ANZV, Gallas

O black/death metal carregado de influências cultuais sumérias dos ANZV e o impressionante domínio atmosférico e dinâmico de “Gallas”, álbum de estreia da banda com o selo Exorcize Music.

Em Abril passado, a Exorcize Music, editora que foi responsável por lançamentos de nomes já clássicos (e muito estimados) do underground nacional como Goldenpyre e Theriomorphic, anunciou o seu regresso às actividades editoriais com o lançamento dos ANZV, nome novo na cena black metal nacional. Do Norte, misteriosos e a revelarem-se aos poucos: começaram por mostrar apenas um teaser do álbum e depois, progressivamente os singles e o artwork de “Gallas”, que foi desenvolvido através de ilustrações de Inês Morais.

O álbum foi editado no dia 09 Setembro de 2022, com duas versões em vinil e outra em digipack. Apesar de recente, sabe-se também que o projecto conta com membros cujos caminhos se trilham há décadas no panorama do metal underground nacional e a ressurgida editora refere-se aos ANZV como «uma banda onde os ventos do Norte se fundem com a temática Mesopotâmica através de um Black Death Metal que vagueia entre o clássico e o post-black metal». Ainda de acordo com a editora, o título do álbum «representa um dos sete demónios que arrastam mortais para o antigo submundo mesopotâmico Kur, uma caverna sombria, localizada nas profundezas do submundo, uma versão da vida na terra na penumbra».

Naturalmente, se considerarmos a sua contextualização, o disco tem omnipresente uma estética médio-oriental, fundido escalas exóticas e instrumentos (ou samples) não temperados com a brutalidade do death metal e a ferocidade do black metal (na sua vertente mais old-school ou na mais progressista). Tudo isto dentro de um corpo sónico opressivo e cinematográfico.

Logo no arranque, com um drone de tambura e sintetizações ominosas, rompidas por um explosivo blast, “Isimud” apresenta-se como um compêndio daquilo que será o álbum. Com coros e orquestrações bastante ambiciosas, dissonâncias insidiosas nas guitarras, baixo trovejante e um espartano poder rítmico que, amiúde ganha os retorcidos grooves de Satyricon, com os compassos a oscilarem sob os fraseados das cordas – como se estivéssemos diante do altar de uma obscura divindade mesopotâmica, a inalar incensos psicotrópicos.

O grandioso sentido melódico dos Primordial também se intui, por vezes. A densidade atmosférica remete-nos para os Portal, tal como os súbitos apontamentos do bordão nas guitarras. As referências (mais acertadas ou totalmente ao lado) não obscurecem aquilo em que os ANZV melhor sucedem no vincar da sua identidade. Isso está patente na forma como a brutalidade dos temas transporta consigo esse estranho e enervante orfismo, hipnótico e hostil; e, além disso, na mestria com que as partes mais lentas servem para manter o álbum dinamicamente vigoroso, acentuando o impacto dos blastbeats. “Gallas” é um excelente álbum de estreia.

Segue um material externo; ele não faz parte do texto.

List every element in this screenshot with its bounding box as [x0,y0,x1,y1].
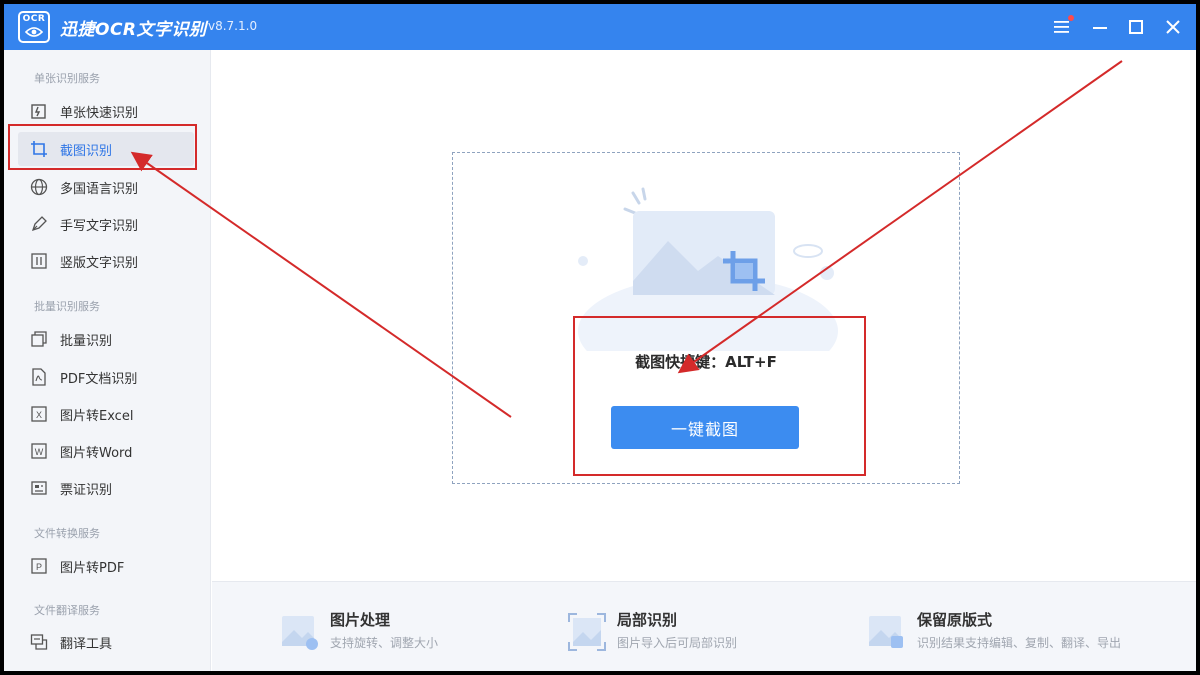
main-panel: 截图快捷键：ALT+F 一键截图 [212,50,1196,581]
title-bar: OCR 迅捷OCR文字识别 v8.7.1.0 [4,4,1196,50]
minimize-icon [1093,27,1107,29]
maximize-button[interactable] [1122,13,1150,41]
excel-icon: X [30,405,48,423]
sidebar-item-label: 竖版文字识别 [60,255,139,271]
capture-dropzone[interactable]: 截图快捷键：ALT+F 一键截图 [452,152,960,484]
menu-button[interactable] [1048,13,1076,41]
svg-text:P: P [36,562,42,572]
ticket-icon [30,479,48,497]
app-window: OCR 迅捷OCR文字识别 v8.7.1.0 单张识别服务 单张快速识别 截图识… [4,4,1196,671]
maximize-icon [1129,20,1143,34]
screenshot-illustration [578,187,838,351]
sidebar-item-translate[interactable]: 翻译工具 [18,625,194,659]
notification-dot [1068,15,1074,21]
sidebar: 单张识别服务 单张快速识别 截图识别 多国语言识别 手写文字识别 竖版文字识别 … [4,50,211,671]
sidebar-item-label: 图片转Word [60,445,133,461]
image-to-pdf-icon: P [30,557,48,575]
word-icon: W [30,442,48,460]
image-edit-icon [282,616,318,650]
section-title-convert: 文件转换服务 [34,527,100,540]
sidebar-item-label: PDF文档识别 [60,371,138,387]
section-title-translate: 文件翻译服务 [34,604,100,617]
svg-text:W: W [35,447,44,457]
eye-icon [25,27,43,37]
translate-icon [30,633,48,651]
close-button[interactable] [1159,13,1187,41]
app-version: v8.7.1.0 [208,19,258,33]
svg-text:X: X [36,410,42,420]
sidebar-item-ticket[interactable]: 票证识别 [18,471,194,505]
vertical-text-icon [30,252,48,270]
sidebar-item-label: 票证识别 [60,482,113,498]
feature-strip: 图片处理 支持旋转、调整大小 局部识别 图片导入后可局部识别 保留原版式 识别结… [212,581,1196,671]
feature-desc: 支持旋转、调整大小 [330,636,439,650]
close-icon [1166,20,1180,34]
feature-title: 保留原版式 [917,611,993,629]
one-click-capture-button[interactable]: 一键截图 [611,406,799,449]
sidebar-item-multilang[interactable]: 多国语言识别 [18,170,194,204]
globe-icon [30,178,48,196]
sidebar-item-label: 批量识别 [60,333,113,349]
feature-desc: 识别结果支持编辑、复制、翻译、导出 [917,636,1122,650]
pdf-icon [30,368,48,386]
batch-icon [30,330,48,348]
sidebar-item-label: 图片转PDF [60,560,125,576]
section-title-single: 单张识别服务 [34,72,100,85]
sidebar-item-label: 手写文字识别 [60,218,139,234]
sidebar-item-label: 多国语言识别 [60,181,139,197]
sidebar-item-vertical-text[interactable]: 竖版文字识别 [18,244,194,278]
feature-desc: 图片导入后可局部识别 [617,636,738,650]
sidebar-item-batch[interactable]: 批量识别 [18,322,194,356]
app-logo: OCR [18,11,50,43]
pen-icon [30,215,48,233]
shortcut-hint: 截图快捷键：ALT+F [635,353,777,371]
minimize-button[interactable] [1086,13,1114,41]
sidebar-item-handwriting[interactable]: 手写文字识别 [18,207,194,241]
sidebar-item-label: 单张快速识别 [60,105,139,121]
crop-icon [30,140,48,158]
section-title-batch: 批量识别服务 [34,300,100,313]
quick-scan-icon [30,102,48,120]
sidebar-item-label: 截图识别 [60,143,113,159]
partial-scan-icon [568,613,606,651]
feature-title: 局部识别 [617,611,678,629]
sidebar-item-label: 图片转Excel [60,408,134,424]
sidebar-item-pdf[interactable]: PDF文档识别 [18,360,194,394]
sidebar-item-quick-scan[interactable]: 单张快速识别 [18,94,194,128]
sidebar-item-screenshot-ocr[interactable]: 截图识别 [18,132,194,166]
app-title: 迅捷OCR文字识别 [60,20,207,40]
sidebar-item-word[interactable]: W 图片转Word [18,434,194,468]
sidebar-item-excel[interactable]: X 图片转Excel [18,397,194,431]
hamburger-icon [1054,21,1069,33]
feature-title: 图片处理 [330,611,391,629]
logo-text: OCR [22,14,46,24]
sidebar-item-label: 翻译工具 [60,636,113,652]
layout-icon [869,616,903,648]
sidebar-item-image-to-pdf[interactable]: P 图片转PDF [18,549,194,583]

«Desafiar a verdade dos próprios fundamentos da nossa existência, pode levar-nos a quebrar esses axiomas e a substituí-los por nada mais do que um vazio. Um vazio que é tão agradável e apelativo que é quase impossível no olhar fixamente e, inevitavelmente, caminhar na sua direcção. Passo a passo, com o nosso passado a passar-nos diante dos olhos, drena-nos os sentidos e dá lugar à apatia, à medida que atingimos o precipício. ntão mergulhamos, numa rápida queda livre pelo ambismo, a estrela da manhã difusa no nada afundando-se através de cada um dos poros do nosso corpo.

Mas mesmo no fim, no limiar do infinito, somos projectados para trás, graciosamente dormentes: não somos ninguém em lado nenhum. Fomos marcados, como Caim, para sermos salvos do perecimento. Mas o que em tempos foi visto como um acto de misericórdia inabalável do criador, é o que nos remete agora para o submundo do niilismo e do desespero», lê-se no site oficial de ANZV.